Keeping It Simple

It’s simple. Or it should be.

Eating, that is.

I believe Michael Pollan said it best:

“Eat food. Not too much. Mostly plants.”

Makes sense.

But for some reason, we feel a need to complicate eating. We keep coming up with these crazy a$$ diets that promise to magically transform our bodies into the ‘ideal’. (You know, by eating/not eating A., B., or C, you will become 5’8″, weigh 120 #’s, possess killer abs and be equipped with long, toned legs. And you will be tan. Can’t forget that. Heck you might even become blonde and blue eyed.)

So we drink apple cider vinegar or cycle our carbs or partake in cleanses.

But despite all of the diets out there, and all of the money poured into the diet industry, studies confirm what we already know: we are not becoming healthier.

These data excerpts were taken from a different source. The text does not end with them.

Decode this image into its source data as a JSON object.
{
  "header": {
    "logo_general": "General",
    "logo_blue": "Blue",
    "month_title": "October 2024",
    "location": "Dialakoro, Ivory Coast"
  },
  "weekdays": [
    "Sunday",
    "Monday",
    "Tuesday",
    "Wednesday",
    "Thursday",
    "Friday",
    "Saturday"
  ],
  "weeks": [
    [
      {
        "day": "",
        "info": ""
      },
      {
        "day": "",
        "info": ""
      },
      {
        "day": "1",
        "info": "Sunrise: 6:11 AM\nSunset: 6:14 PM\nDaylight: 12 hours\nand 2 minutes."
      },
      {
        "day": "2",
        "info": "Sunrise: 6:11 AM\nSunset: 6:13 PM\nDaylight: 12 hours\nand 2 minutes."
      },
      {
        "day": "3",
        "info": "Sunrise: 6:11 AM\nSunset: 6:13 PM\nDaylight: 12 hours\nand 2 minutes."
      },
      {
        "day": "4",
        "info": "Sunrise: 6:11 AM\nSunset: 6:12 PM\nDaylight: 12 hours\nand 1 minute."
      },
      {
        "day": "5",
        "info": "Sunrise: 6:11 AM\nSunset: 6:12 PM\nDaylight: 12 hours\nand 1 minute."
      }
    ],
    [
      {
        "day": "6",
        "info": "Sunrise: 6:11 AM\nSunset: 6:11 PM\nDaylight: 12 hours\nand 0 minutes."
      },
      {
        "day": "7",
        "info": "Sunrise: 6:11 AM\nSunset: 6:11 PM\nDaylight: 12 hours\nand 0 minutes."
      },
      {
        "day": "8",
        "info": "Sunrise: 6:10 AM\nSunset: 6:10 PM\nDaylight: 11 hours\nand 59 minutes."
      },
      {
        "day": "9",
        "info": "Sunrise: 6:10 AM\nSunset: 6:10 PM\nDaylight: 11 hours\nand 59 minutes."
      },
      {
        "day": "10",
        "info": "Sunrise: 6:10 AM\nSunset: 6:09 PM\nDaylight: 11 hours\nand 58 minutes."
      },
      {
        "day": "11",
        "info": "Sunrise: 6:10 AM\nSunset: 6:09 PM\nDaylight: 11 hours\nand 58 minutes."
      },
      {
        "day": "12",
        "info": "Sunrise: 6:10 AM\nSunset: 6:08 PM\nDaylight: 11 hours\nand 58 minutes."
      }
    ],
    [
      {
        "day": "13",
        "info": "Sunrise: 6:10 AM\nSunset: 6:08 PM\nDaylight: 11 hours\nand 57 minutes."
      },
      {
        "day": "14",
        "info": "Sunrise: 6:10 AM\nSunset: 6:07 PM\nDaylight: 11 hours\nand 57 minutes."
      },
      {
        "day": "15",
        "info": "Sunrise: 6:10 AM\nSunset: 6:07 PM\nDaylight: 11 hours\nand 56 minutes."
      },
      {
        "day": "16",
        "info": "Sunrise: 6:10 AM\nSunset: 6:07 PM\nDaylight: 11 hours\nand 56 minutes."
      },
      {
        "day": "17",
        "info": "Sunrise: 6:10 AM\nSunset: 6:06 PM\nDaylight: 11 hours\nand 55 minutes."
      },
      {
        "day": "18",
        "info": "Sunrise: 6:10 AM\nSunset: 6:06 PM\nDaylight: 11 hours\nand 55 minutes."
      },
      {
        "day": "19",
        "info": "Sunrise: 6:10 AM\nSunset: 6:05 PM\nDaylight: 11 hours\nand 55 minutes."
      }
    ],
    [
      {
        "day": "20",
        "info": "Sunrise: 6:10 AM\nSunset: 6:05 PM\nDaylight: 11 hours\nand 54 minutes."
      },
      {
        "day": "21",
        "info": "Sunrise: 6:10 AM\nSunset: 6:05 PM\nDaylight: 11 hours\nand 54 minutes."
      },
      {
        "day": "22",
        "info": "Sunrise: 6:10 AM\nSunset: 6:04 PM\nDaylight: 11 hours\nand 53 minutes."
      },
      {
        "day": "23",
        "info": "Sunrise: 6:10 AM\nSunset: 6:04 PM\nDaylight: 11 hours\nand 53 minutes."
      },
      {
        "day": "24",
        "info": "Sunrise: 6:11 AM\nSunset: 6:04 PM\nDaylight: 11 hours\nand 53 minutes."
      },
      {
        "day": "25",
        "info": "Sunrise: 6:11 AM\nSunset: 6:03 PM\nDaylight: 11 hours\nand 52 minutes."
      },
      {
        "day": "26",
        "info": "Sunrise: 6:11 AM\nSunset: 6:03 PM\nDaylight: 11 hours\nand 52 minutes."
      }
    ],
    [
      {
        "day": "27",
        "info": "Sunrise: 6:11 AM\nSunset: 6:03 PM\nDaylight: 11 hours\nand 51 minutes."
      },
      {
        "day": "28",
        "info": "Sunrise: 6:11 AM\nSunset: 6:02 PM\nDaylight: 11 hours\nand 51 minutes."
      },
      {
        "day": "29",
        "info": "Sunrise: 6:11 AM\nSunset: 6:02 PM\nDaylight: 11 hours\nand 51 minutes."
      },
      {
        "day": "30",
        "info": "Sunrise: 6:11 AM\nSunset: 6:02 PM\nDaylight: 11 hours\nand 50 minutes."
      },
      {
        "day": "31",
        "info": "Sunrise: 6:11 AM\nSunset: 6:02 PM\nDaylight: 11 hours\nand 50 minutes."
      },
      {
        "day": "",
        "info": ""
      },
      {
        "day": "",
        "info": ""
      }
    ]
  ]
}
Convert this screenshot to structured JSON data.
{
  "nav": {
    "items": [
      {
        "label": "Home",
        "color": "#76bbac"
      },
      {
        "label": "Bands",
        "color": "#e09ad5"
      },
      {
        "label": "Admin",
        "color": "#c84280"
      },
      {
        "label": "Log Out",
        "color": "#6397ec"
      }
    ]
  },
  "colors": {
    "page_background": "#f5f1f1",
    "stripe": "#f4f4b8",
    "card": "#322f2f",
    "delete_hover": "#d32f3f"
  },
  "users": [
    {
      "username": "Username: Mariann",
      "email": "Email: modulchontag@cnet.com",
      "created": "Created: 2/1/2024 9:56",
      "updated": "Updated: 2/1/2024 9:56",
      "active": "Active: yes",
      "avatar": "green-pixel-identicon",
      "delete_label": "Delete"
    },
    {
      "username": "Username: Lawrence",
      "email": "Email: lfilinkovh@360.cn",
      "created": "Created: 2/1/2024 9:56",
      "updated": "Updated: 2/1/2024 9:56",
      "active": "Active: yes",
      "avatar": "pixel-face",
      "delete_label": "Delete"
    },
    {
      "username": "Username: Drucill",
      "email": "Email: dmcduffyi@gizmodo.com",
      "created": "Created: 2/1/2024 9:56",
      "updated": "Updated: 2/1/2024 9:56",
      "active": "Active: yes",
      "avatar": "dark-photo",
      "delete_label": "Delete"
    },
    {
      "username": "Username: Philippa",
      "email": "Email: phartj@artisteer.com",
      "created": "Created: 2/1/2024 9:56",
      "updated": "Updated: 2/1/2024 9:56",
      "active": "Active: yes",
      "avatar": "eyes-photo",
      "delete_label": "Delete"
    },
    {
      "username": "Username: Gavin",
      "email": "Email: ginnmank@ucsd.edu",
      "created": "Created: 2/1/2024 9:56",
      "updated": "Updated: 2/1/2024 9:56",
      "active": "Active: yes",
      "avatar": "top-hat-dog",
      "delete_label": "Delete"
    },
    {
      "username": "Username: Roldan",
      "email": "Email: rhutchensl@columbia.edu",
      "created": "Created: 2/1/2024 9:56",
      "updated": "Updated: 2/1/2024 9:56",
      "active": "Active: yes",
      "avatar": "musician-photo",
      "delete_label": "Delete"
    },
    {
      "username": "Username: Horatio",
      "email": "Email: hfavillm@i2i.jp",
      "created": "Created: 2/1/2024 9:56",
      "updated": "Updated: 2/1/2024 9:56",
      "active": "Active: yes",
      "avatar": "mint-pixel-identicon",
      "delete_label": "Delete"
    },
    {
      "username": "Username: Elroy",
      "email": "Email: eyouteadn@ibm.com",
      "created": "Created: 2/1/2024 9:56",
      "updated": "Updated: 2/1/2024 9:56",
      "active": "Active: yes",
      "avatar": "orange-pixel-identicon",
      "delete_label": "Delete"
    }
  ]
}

Therefore, I’d like to suggest something different. I’d like to suggest something a little more sane. A little more realistic. A little more doable. A little more common sense.

As you probably are already aware, food is comprised of micronutrients and macronutrients.

Nutrients are the components of food that nourish your body. They provide your body with energy, promote a healthy metabolism, and overall, ensure that your body functions properly.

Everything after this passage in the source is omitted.